Memories of drinking her grandmother’s homebrewed makgeolli at the family farm in Jincheon, Cheungchungbukdo, Korea, along with her growing fascination with Korean wild yeast fermentation, led Yong Ha Jeong to intensive study of the art of Korean sool-making. After studying for years with Korea’s master brewers and distillers, she has returned home to Los Angeles to share the glories of time-tested, handcrafted Korean alcohol.
Spirits for the Spirits
For centuries, Koreans offered the best sool, or alcohol, to their ancestral spirits–spirits for the spirits–
fueling the development of a rich home-brewing tradition. Koreans crafted a variety of sool using three principal ingredients: water, rice, and the most important ingredient, nuruk. The secret to delicious sool lies in the nuruk, cakes of meticulously prepared grain fermented under special conditions to cultivate a unique mix of health-giving microorganisms: wild yeasts, wild aromatic molds, and probiotic bacteria, which feed the fermentation and give flavor and richness to the brews.

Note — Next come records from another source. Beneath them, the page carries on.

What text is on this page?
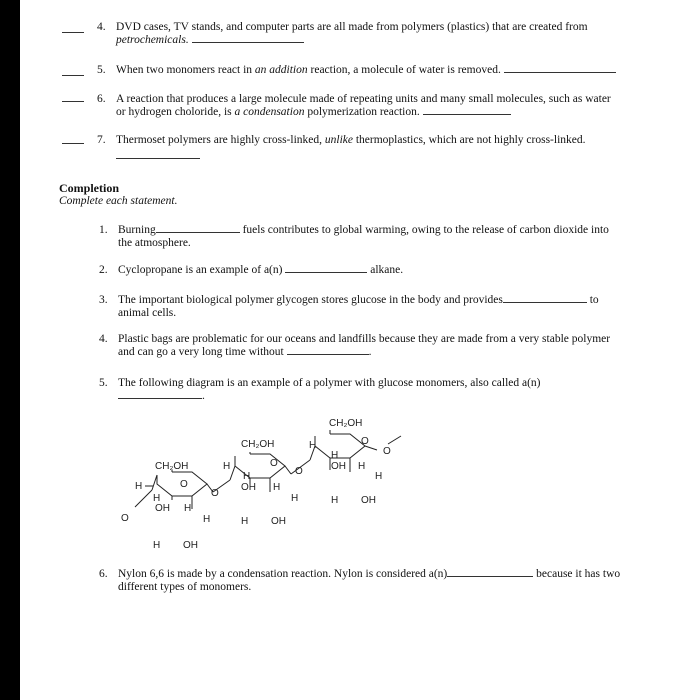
4. DVD cases, TV stands, and computer parts are all made from polymers (plastics) that are created from
petrochemicals.
5. When two monomers react in an addition reaction, a molecule of water is removed.
6. A reaction that produces a large molecule made of repeating units and many small molecules, such as water
or hydrogen choloride, is a condensation polymerization reaction.
7. Thermoset polymers are highly cross-linked, unlike thermoplastics, which are not highly cross-linked.
Completion
Complete each statement.
1. Burning	fuels contributes to global warming, owing to the release of carbon dioxide into
the atmosphere.
2. Cyclopropane is an example of a(n)	alkane.
3. The important biological polymer glycogen stores glucose in the body and provides	to
animal cells.
4. Plastic bags are problematic for our oceans and landfills because they are made from a very stable polymer
and can go a very long time without	.
5. The following diagram is an example of a polymer with glucose monomers, also called a(n)
.
CH₂OH
O
H
H
OH H
H
O
H OH
O
CH₂OH
O
H
H
OH H
H
H OH
O
CH₂OH
O
H
H
OH H
H
H OH
O
6. Nylon 6,6 is made by a condensation reaction. Nylon is considered a(n)	because it has two
different types of monomers.
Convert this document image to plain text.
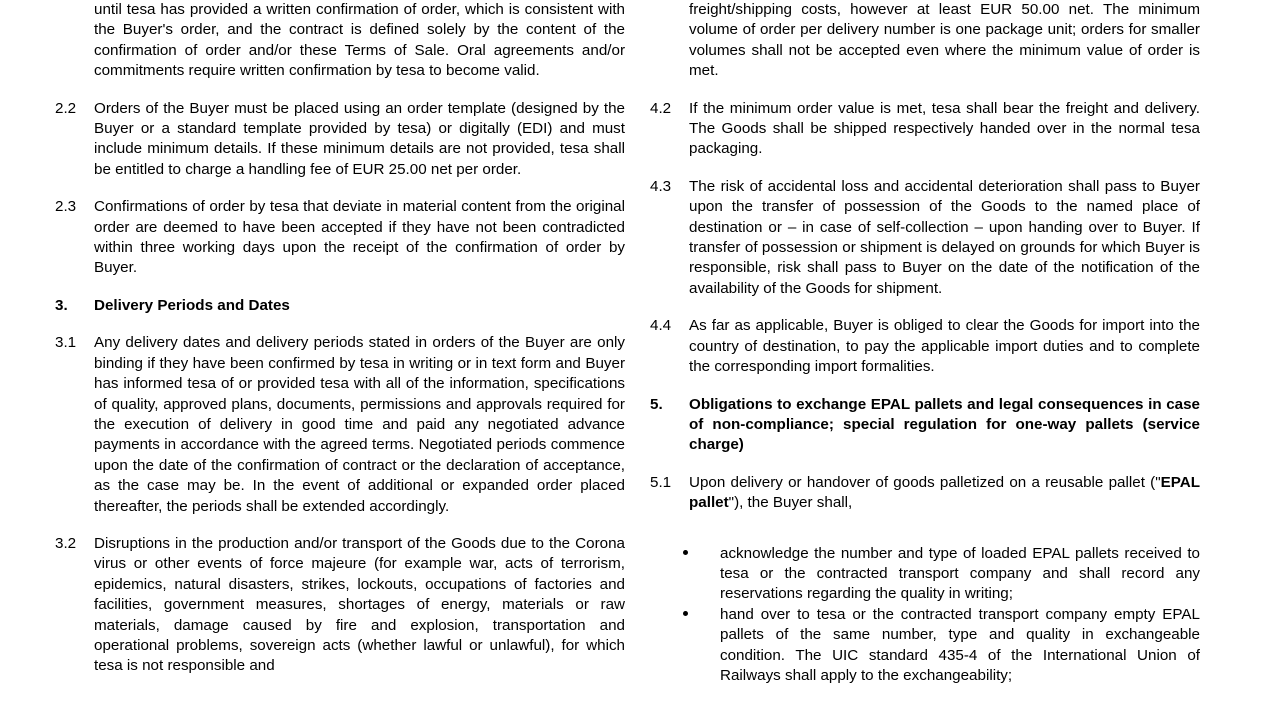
until tesa has provided a written confirmation of order, which is consistent with the Buyer's order, and the contract is defined solely by the content of the confirmation of order and/or these Terms of Sale. Oral agreements and/or commitments require written confirmation by tesa to become valid.
2.2	Orders of the Buyer must be placed using an order template (designed by the Buyer or a standard template provided by tesa) or digitally (EDI) and must include minimum details. If these minimum details are not provided, tesa shall be entitled to charge a handling fee of EUR 25.00 net per order.
2.3	Confirmations of order by tesa that deviate in material content from the original order are deemed to have been accepted if they have not been contradicted within three working days upon the receipt of the confirmation of order by Buyer.
3.	Delivery Periods and Dates
3.1	Any delivery dates and delivery periods stated in orders of the Buyer are only binding if they have been confirmed by tesa in writing or in text form and Buyer has informed tesa of or provided tesa with all of the information, specifications of quality, approved plans, documents, permissions and approvals required for the execution of delivery in good time and paid any negotiated advance payments in accordance with the agreed terms. Negotiated periods commence upon the date of the confirmation of contract or the declaration of acceptance, as the case may be. In the event of additional or expanded order placed thereafter, the periods shall be extended accordingly.
3.2	Disruptions in the production and/or transport of the Goods due to the Corona virus or other events of force majeure (for example war, acts of terrorism, epidemics, natural disasters, strikes, lockouts, occupations of factories and facilities, government measures, shortages of energy, materials or raw materials, damage caused by fire and explosion, transportation and operational problems, sovereign acts (whether lawful or unlawful), for which tesa is not responsible and
freight/shipping costs, however at least EUR 50.00 net. The minimum volume of order per delivery number is one package unit; orders for smaller volumes shall not be accepted even where the minimum value of order is met.
4.2	If the minimum order value is met, tesa shall bear the freight and delivery. The Goods shall be shipped respectively handed over in the normal tesa packaging.
4.3	The risk of accidental loss and accidental deterioration shall pass to Buyer upon the transfer of possession of the Goods to the named place of destination or – in case of self-collection – upon handing over to Buyer. If transfer of possession or shipment is delayed on grounds for which Buyer is responsible, risk shall pass to Buyer on the date of the notification of the availability of the Goods for shipment.
4.4	As far as applicable, Buyer is obliged to clear the Goods for import into the country of destination, to pay the applicable import duties and to complete the corresponding import formalities.
5.	Obligations to exchange EPAL pallets and legal consequences in case of non-compliance; special regulation for one-way pallets (service charge)
5.1	Upon delivery or handover of goods palletized on a reusable pallet ("EPAL pallet"), the Buyer shall,
acknowledge the number and type of loaded EPAL pallets received to tesa or the contracted transport company and shall record any reservations regarding the quality in writing;
hand over to tesa or the contracted transport company empty EPAL pallets of the same number, type and quality in exchangeable condition. The UIC standard 435-4 of the International Union of Railways shall apply to the exchangeability;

Unfortunately, this long-cultivated home-brewing tradition was suppressed under Imperial Japanese rule with a ban on non-commercial brewing during the Colonial Period (1910-1945), and domination of South Korean production by large corporations after the Korean War. However, contemporary revivalists and pioneers of Korean brewing are bringing back handcrafted sool to modern audiences.